La Nation de l'Islam fut une des rares organisations noires à pouvoir se maintenir pendant cette période - c'est peut-être le côté religieux de l'organisation qui lui permit d'échapper ainsi aux effets de la situation politique. Mais il semble aussi que Louis Farrakhan joua un rôle non négligeable dans le maintien de l'existence militante de la Nation. Farrakhan avait été un proche de Malcom X, qui l'avait recruté à Boston en 1956, malgré leurs milieux d'origine complètement différents (Malcom X avait un passé de délinquant et de repris de justice, alors que Farrakhan avait fait des études universitaires et était violoniste et chanteur professionnel). Les années passées aux côtés de Malcom X lui avaient fait une réputation de radical. Mais lors de l'exclusion de Malcom X, Farrakhan choisit de rompre avec lui. Il fut ensuite nommé à son poste, devenant, en 1968, le porte-parole officiel d'Elijah Muhammad. Il était seul autorisé à parler à la radio au nom de l'organisation et parcourut le pays pour animer la Nation, consolidant les Fruits de l'Islam dont il devint le chef.
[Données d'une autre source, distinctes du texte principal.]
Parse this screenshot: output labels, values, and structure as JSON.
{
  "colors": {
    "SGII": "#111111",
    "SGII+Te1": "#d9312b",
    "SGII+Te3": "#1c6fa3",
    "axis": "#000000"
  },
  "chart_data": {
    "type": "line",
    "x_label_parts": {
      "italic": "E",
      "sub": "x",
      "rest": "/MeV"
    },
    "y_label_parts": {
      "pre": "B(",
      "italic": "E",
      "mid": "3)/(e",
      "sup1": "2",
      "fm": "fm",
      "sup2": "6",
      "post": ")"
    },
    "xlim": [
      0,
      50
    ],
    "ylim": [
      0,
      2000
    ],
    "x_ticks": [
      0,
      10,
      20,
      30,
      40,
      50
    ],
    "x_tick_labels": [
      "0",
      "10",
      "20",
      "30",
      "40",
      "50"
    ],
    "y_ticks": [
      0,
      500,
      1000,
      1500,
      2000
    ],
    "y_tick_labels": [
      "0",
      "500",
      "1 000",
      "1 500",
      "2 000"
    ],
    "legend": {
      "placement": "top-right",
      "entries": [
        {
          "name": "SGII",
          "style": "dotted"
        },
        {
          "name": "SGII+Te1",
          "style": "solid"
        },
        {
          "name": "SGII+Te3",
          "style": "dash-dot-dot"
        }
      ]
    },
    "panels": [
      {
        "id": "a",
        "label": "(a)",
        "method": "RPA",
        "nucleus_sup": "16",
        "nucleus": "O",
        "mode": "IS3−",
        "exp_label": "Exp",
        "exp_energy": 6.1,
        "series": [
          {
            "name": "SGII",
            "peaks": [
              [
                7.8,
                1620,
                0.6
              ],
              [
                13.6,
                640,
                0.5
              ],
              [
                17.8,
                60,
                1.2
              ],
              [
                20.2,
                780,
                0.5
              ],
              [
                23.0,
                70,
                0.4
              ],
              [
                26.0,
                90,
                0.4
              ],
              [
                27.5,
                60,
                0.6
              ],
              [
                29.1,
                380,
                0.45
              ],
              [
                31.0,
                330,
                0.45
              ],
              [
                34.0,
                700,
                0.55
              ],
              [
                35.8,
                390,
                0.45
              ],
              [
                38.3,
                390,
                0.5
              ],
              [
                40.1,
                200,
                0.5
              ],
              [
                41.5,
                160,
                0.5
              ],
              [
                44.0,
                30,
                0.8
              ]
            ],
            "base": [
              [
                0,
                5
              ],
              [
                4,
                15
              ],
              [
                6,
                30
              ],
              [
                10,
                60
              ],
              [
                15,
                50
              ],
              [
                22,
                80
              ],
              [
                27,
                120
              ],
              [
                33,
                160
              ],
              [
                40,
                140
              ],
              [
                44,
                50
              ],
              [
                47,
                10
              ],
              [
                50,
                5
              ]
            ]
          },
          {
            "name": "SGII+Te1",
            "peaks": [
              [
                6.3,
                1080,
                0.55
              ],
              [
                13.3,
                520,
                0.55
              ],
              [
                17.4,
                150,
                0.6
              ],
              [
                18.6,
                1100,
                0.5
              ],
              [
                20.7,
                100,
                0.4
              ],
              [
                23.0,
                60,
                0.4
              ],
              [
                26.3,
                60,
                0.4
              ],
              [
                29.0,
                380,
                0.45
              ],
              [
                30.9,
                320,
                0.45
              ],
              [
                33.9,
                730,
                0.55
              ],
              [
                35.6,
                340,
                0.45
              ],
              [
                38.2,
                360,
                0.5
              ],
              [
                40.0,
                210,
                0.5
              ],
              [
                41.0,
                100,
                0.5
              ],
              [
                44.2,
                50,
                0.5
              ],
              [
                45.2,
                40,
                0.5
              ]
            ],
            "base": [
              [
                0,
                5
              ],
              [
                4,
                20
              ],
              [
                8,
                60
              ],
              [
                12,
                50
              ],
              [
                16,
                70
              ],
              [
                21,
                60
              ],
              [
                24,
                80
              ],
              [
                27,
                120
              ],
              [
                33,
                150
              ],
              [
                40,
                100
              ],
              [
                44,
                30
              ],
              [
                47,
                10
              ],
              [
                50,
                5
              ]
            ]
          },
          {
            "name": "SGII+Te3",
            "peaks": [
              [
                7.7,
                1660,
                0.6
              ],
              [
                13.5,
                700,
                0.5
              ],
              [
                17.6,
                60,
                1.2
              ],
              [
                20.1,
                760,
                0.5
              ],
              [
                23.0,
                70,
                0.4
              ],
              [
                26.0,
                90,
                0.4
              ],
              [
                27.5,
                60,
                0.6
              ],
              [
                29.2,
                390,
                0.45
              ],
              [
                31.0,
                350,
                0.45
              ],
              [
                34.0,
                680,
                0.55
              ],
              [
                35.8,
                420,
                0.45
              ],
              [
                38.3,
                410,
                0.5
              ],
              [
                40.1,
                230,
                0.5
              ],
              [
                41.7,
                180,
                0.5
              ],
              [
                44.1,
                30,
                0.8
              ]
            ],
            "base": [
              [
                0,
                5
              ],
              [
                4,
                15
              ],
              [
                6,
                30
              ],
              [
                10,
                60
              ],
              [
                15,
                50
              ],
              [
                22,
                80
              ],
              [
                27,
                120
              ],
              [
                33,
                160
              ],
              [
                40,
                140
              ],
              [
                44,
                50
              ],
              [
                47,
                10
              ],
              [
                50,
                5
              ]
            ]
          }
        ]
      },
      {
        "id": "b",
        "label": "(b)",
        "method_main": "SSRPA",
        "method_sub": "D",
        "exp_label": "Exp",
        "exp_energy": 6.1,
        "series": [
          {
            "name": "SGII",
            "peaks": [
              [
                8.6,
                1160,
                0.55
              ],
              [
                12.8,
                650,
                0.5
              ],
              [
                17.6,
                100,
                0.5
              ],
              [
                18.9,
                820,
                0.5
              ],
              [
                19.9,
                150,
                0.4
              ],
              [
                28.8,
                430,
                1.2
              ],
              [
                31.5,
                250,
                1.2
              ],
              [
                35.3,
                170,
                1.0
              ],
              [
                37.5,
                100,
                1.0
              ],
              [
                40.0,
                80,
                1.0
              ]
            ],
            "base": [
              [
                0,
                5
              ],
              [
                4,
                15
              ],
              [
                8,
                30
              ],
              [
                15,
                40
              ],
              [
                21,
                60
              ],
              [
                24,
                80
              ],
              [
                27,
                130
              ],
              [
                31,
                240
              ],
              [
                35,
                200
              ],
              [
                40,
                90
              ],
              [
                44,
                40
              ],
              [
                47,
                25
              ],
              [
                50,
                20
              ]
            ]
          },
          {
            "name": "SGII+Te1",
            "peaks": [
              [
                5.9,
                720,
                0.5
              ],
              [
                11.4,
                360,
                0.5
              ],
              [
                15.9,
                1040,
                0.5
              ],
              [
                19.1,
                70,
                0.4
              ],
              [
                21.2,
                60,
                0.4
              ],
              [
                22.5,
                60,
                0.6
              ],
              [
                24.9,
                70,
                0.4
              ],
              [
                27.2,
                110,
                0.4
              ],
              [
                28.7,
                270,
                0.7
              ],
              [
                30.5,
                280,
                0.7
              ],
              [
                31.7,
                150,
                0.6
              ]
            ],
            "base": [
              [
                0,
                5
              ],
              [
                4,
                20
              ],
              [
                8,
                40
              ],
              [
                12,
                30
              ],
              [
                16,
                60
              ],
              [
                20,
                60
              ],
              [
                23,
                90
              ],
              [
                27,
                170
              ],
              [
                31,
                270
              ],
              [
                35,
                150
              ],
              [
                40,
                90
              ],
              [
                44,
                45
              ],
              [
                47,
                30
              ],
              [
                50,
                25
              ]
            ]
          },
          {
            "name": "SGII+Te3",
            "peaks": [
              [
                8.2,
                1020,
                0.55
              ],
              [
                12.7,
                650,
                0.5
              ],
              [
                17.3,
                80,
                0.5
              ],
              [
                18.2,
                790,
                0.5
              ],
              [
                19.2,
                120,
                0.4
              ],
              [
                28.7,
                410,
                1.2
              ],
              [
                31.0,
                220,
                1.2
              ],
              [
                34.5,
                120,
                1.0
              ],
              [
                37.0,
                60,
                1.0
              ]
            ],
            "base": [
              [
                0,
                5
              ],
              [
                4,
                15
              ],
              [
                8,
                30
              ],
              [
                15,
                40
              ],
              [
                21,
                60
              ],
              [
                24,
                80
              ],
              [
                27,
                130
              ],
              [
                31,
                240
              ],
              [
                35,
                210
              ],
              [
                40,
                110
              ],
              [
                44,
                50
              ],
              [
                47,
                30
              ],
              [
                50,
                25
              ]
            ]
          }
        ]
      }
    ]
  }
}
Farrakhan apparaissait alors comme le successeur d'Elijah Muhammad. Mais quand Elijah Muhammad mourut, en 1975, on apprit que son fils, Wallace D. Muhammad avait déjà été désigné pour lui succéder.
Presqu'aussitôt, Wallace D. Muhammad annonça des changements à l'intérieur de la Nation de l'Islam. L'un de ses premiers gestes fut de dissoudre les Fruits de l'Islam (qui étaient, notons-le, la base sur laquelle Farrakhan s'appuyait) ; pour la première fois, il approuva l'entrée de Noirs dans l'armée américaine ; et il demanda à ses fidèles de faire flotter et de saluer le drapeau américain. En 1976, il fut l'une des personnalités invitées pour les cérémonies d'investiture de Jimmy Carter.
Sur le plan organisationnel, Wallace D. Muhammad transforma la Nation de l'Islam, d'organisation possédant un encadrement politique en une organisation religieuse plus traditionnelle. Dans la foulée, et pour se mettre en conformité avec l'Islam traditionnel, il ouvrit les portes de l'organisation aux Blancs - mais bien peu ont jamais adhéré. La Nation changea de nom et devint d'abord la Communauté mondiale d'Al-Islam, puis la Mission musulmane américaine. En 1985, Wallace D. Muhammad finit par dissoudre l'organisation dans une fédération assez informelle de mosquées musulmanes sunnites indépendantes.
Farrakhan se réclame de la tradition nationaliste
Entre 1975 et 1978, Farrakhan resta membre de la Nation de l'Islam. Formellement au moins, il acceptait les changements même si, dans les coulisses, il y eut sans doute des bagarres pour le contrôle de l'organisation. Wallace D. Muhammad lui retira la responsabilité de l'importante mosquée de Harlem et lui demanda de revenir à Chicago. Farrakhan quitta la scène publique, volontairement ou pas. Puis, après trois années de silence, il prit position ouvertement contre les changements introduits par Wallace D. Muhammad et se mit à réclamer un retour aux enseignements et au programme du père fondateur. Avec le retour à la doctrine religieuse d'Elijah Muhammad, il demanda le retour aux revendications séparatistes noires des débuts. A cette époque, quand il prenait la parole, Farrakhan insistait particulièrement sur la nécessité pour les Noirs d'avoir leur propre territoire et soulignait la différence qu'il y avait entre la position nationaliste et l'assimilationnisme prédominant à travers le pays ainsi que dans l'organisation du fils Muhammad.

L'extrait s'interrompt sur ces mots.